Changes in structure, mechanics, and insulin-like growth factor-related gene expression in the lungs of newborn rats exposed to air or 60% oxygen.

Exposure of neonatal rats to > or = 95% O2 for 2 wk, a widely used model of oxidant/antioxidant interactions in neonatal lung injury, results in arrested lung growth without the dysplastic lesions observed in chronic human neonatal lung injury. To determine whether dysplastic lung cell growth would be seen at lesser O2 concentrations, we exposed newborn rats to either 95% O2 for 1 wk followed by 60% O2 for 1 wk, or to 60% O2 for 2 wk. Exposure to 95% O2 for 1 wk profoundly inhibited lung DNA synthesis. Recovery of synthesis did not occur during the 2nd wk in 60% O2, nor were areas of dysplastic growth evident in lung tissue. In contrast, a continuous 2-wk exposure to 60% O2 resulted in a slight increase in lung weight with a significant reduction in lung volume over a range of inflation pressures. Also seen was an overall, but inhomogeneous, reduction in lung cell DNA synthesis.
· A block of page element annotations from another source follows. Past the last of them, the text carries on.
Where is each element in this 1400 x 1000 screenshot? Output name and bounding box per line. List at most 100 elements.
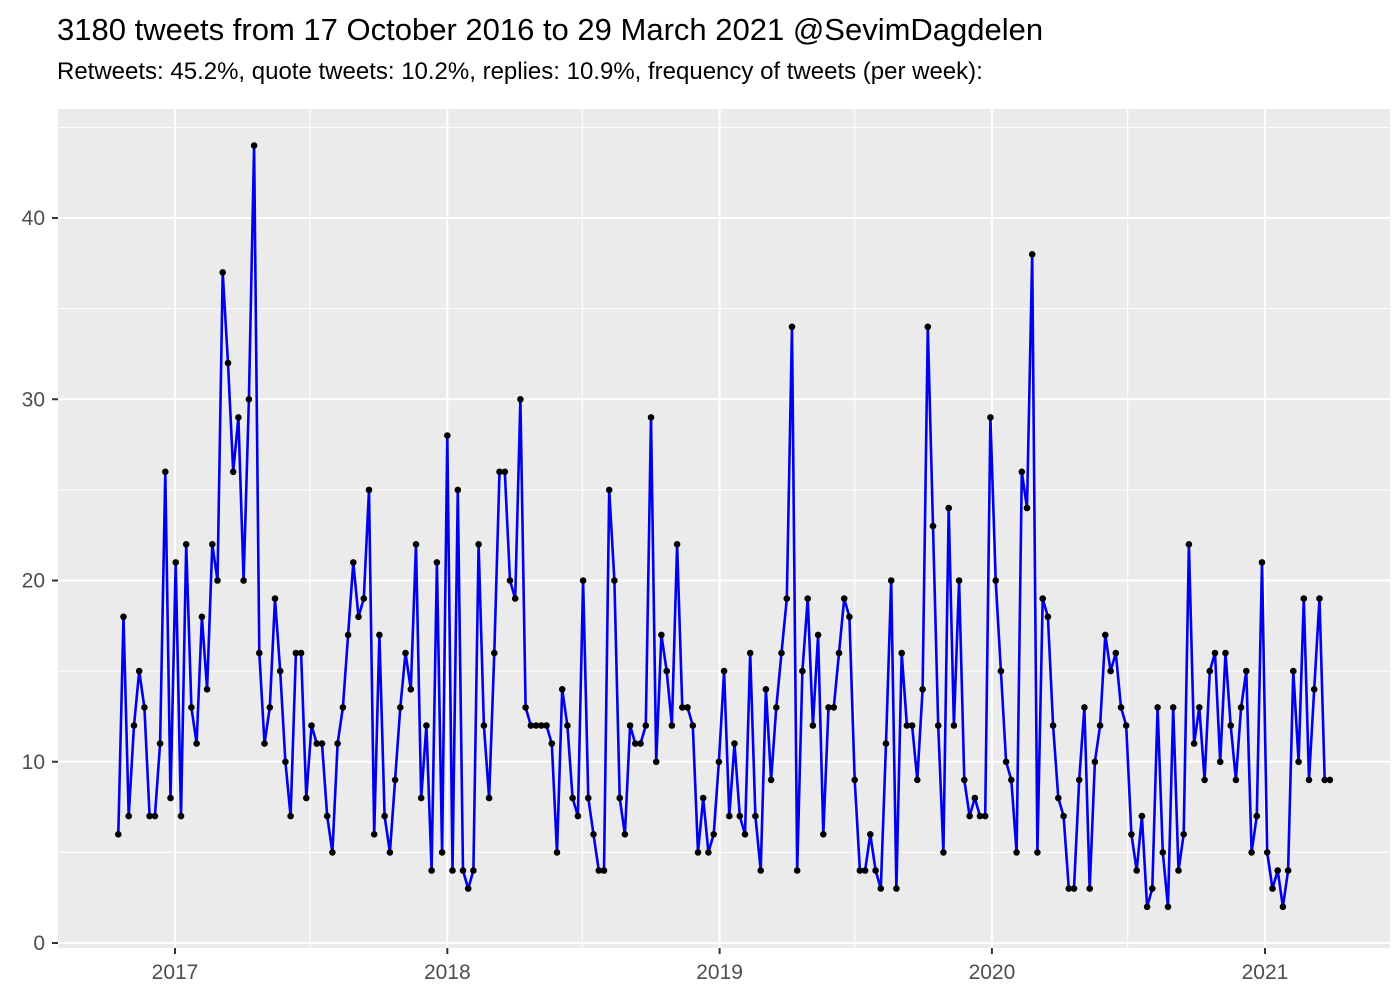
data-point <box>919 686 926 693</box>
data-point <box>334 740 341 747</box>
data-point <box>720 667 728 675</box>
data-point <box>271 595 279 602</box>
data-point <box>642 722 650 729</box>
data-point <box>417 794 425 802</box>
data-point <box>397 704 404 711</box>
data-point <box>1175 867 1182 874</box>
data-point <box>616 794 623 802</box>
data-point <box>1263 849 1271 856</box>
data-point <box>287 812 294 820</box>
data-point <box>470 867 477 874</box>
data-point <box>856 867 864 874</box>
data-point <box>799 667 806 675</box>
data-point <box>553 849 561 856</box>
data-point <box>835 649 843 657</box>
data-point <box>851 776 858 784</box>
data-point <box>444 432 451 439</box>
data-point <box>381 812 388 820</box>
data-point <box>1055 794 1062 802</box>
data-point <box>323 812 331 820</box>
data-point <box>517 396 524 403</box>
data-point <box>1070 885 1078 892</box>
data-point <box>1169 704 1177 711</box>
data-point <box>459 867 467 874</box>
data-point <box>292 649 300 657</box>
data-point <box>652 758 660 766</box>
data-point <box>1279 903 1287 911</box>
data-point <box>783 595 791 602</box>
data-point <box>1023 504 1031 512</box>
data-point <box>1190 740 1198 747</box>
data-point <box>1216 758 1224 766</box>
data-point <box>1164 903 1172 911</box>
data-point <box>135 667 143 675</box>
data-point <box>981 812 989 820</box>
data-point <box>214 577 221 584</box>
data-point <box>1227 722 1234 729</box>
page-subtitle: Retweets: 45.2%, quote tweets: 10.2%, re… <box>57 58 983 85</box>
data-point <box>726 812 733 820</box>
chart-panel <box>58 109 1390 948</box>
data-point <box>934 722 942 729</box>
data-point <box>830 704 838 711</box>
data-point <box>162 468 169 476</box>
data-point <box>814 631 822 639</box>
data-point <box>318 740 326 747</box>
data-point <box>276 667 284 675</box>
data-point <box>245 396 253 403</box>
data-point <box>1002 758 1010 766</box>
data-point <box>715 758 723 766</box>
data-point <box>621 831 629 838</box>
data-point <box>689 722 697 729</box>
data-point <box>658 631 665 639</box>
data-point <box>1060 812 1067 820</box>
data-point <box>1149 885 1156 892</box>
data-point <box>684 704 691 711</box>
data-point <box>788 323 796 331</box>
data-point <box>1295 758 1302 766</box>
data-point <box>569 794 576 802</box>
data-point <box>350 559 357 566</box>
data-point <box>203 686 211 693</box>
data-point <box>282 758 289 766</box>
data-point <box>893 885 900 892</box>
data-point <box>156 740 164 747</box>
data-point <box>877 885 885 892</box>
data-point <box>1112 649 1120 657</box>
data-point <box>1133 867 1140 874</box>
data-point <box>746 649 754 657</box>
data-point <box>386 849 394 856</box>
data-point <box>1316 595 1323 602</box>
data-point <box>804 595 811 602</box>
data-point <box>1044 613 1052 621</box>
data-point <box>376 631 383 639</box>
data-point <box>1091 758 1099 766</box>
data-point <box>605 486 613 494</box>
data-point <box>209 541 216 548</box>
data-point <box>1028 251 1036 258</box>
data-point <box>255 649 263 657</box>
data-point <box>1300 595 1308 602</box>
data-point <box>308 722 315 729</box>
data-point <box>882 740 890 747</box>
data-point <box>663 667 670 675</box>
data-point <box>757 867 764 874</box>
data-point <box>626 722 634 729</box>
data-point <box>454 486 462 494</box>
data-point <box>1284 867 1292 874</box>
data-point <box>1128 831 1135 838</box>
data-point <box>1211 649 1219 657</box>
data-point <box>872 867 879 874</box>
data-point <box>793 867 801 874</box>
data-point <box>193 740 200 747</box>
data-point <box>339 704 347 711</box>
data-point <box>861 867 869 874</box>
data-point <box>261 740 268 747</box>
data-point <box>710 831 717 838</box>
data-point <box>423 722 430 729</box>
data-point <box>182 541 190 548</box>
data-point <box>391 776 399 784</box>
data-point <box>360 595 368 602</box>
data-point <box>595 867 603 874</box>
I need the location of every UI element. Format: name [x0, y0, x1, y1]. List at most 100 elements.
A preliminary analysis of affected cell types suggested that inhibition of DNA synthesis affected endothelial cells more than interstitial cells, whereas DNA synthesis increased in type II pneumocytes. Areas of reduced DNA synthesis were interspersed with patchy areas of parenchymal thickening and active DNA synthesis. These areas of parenchymal thickening, but not other areas, had increased immunoreactive IGF-I and the type I IGF receptor. These data are consistent with a direct effect of O2 on growth factor and growth factor receptor expression in causing dysplastic lung cell growth in chronic neonatal lung injury.